A provision repealing a 39-cent excise tax on wooden arrows designed for children was attached to a historic $700 billion financial-markets rescue that passed Wednesday night, 74-25. The provision, reported earlier on the website Dealbreaker, was originally proposed by Oregon Sens. Ron Wyden and Gordon Smith. It will save manufacturers such as Rose City Archery in Myrtle Point, Ore., about $200,000 a year.

It’s one of dozens of tax breaks benefiting Hollywood producers, stock- car racetrack owners and Virgin Islands rum makers included in the broader legislation in an effort to win support from House Republicans, whose defection contributed to a rejection of an earlier version of the legislation this week on a 228-205 vote.

“This is how Washington works,” said Keith Ashdown, chief investigator at Taxpayers for Common Sense, a Washington research group. “A big pot of pork is their recipe for final passage.”

Representatives for Wyden, a Democrat, and Smith, a Republican, didn’t immediately return calls seeking comment. Wyden voted against the bailout measure, and Smith voted for it. Jerry Dishion, president of Rose City Archery, was in meetings and unavailable to comment, a receptionist at the company said.

New, renewed tax breaks

Most of the provisions are part of a package of measures known as “extenders” because they are renewed for only a few years at a time.

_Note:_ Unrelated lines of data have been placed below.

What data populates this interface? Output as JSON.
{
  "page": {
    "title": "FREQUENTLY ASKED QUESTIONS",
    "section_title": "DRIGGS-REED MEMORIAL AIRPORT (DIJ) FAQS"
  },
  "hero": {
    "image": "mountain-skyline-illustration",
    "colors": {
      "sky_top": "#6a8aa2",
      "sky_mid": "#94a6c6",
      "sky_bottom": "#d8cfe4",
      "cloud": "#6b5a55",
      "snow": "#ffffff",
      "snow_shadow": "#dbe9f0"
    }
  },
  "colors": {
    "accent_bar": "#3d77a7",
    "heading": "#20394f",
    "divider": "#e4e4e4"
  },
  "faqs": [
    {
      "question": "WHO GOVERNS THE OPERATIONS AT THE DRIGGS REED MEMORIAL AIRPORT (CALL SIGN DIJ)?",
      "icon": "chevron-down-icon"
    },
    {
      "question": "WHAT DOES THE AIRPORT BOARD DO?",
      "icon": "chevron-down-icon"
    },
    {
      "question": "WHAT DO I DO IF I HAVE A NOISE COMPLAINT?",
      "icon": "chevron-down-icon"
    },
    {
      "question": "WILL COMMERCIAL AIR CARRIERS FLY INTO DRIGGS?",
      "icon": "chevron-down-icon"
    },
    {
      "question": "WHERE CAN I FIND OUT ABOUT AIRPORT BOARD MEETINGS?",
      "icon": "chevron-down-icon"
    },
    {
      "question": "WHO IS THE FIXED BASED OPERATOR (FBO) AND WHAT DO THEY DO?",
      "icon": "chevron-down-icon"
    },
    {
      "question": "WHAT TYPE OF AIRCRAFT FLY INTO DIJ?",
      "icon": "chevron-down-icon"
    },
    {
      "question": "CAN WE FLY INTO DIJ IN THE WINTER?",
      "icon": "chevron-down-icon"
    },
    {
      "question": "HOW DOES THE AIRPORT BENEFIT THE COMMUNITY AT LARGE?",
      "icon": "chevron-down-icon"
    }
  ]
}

Popular with lawmakers, the provisions include a research tax credit worth about $8.3 billion a year for companies such as Microsoft Corp. and Harley-Davidson Inc., and subsidies for the overseas financial-services earnings of U.S.-based multinational corporations such as General Electric Co. and Citigroup Inc.

The tax package also would spare 24 million American households from a scheduled increase in the alternative minimum tax amounting to $62 billion this year and renew about $17 billion of incentives to promote energy production from renewable sources such as solar and wind.

Other, smaller provisions, such as one that will save NASCAR track builders $109 million this year, have been staples of the tax code since 2004 or earlier. They periodically expire and are renewed, and include hundreds of millions of dollars of tax incentives for companies that invest on Indian reservations and in the District of Columbia and American Samoa. Other breaks would subsidize renovations of restaurant franchises and cut import duties on wool and wood.

Several others are new provisions, including two tax breaks worth $478 million over the next decade for movie and television producers who shoot films in the United States. The legislation would allow filmmakers to qualify for a 3 percentage-point reduction from the 35 percent top tax rate approved in 2004 for domestic manufacturers.

Bill Star-Kist for tuna firms

The package also renews a $33 million break for companies that invest in American Samoa, a benefit targeted at tuna canners such as Del Monte Foods Co., which owns the Star-Kist tuna brand and is based in House Speaker Nancy Pelosi’s San Francisco district.

The arrows provision seeks to reverse an anomaly in a 2004 law that created the 39-cent excise tax on the weapons. Intended for more expensive arrows, the tax also applies to arrows used by Boy Scouts and other youth organizations that cost about 30 cents apiece.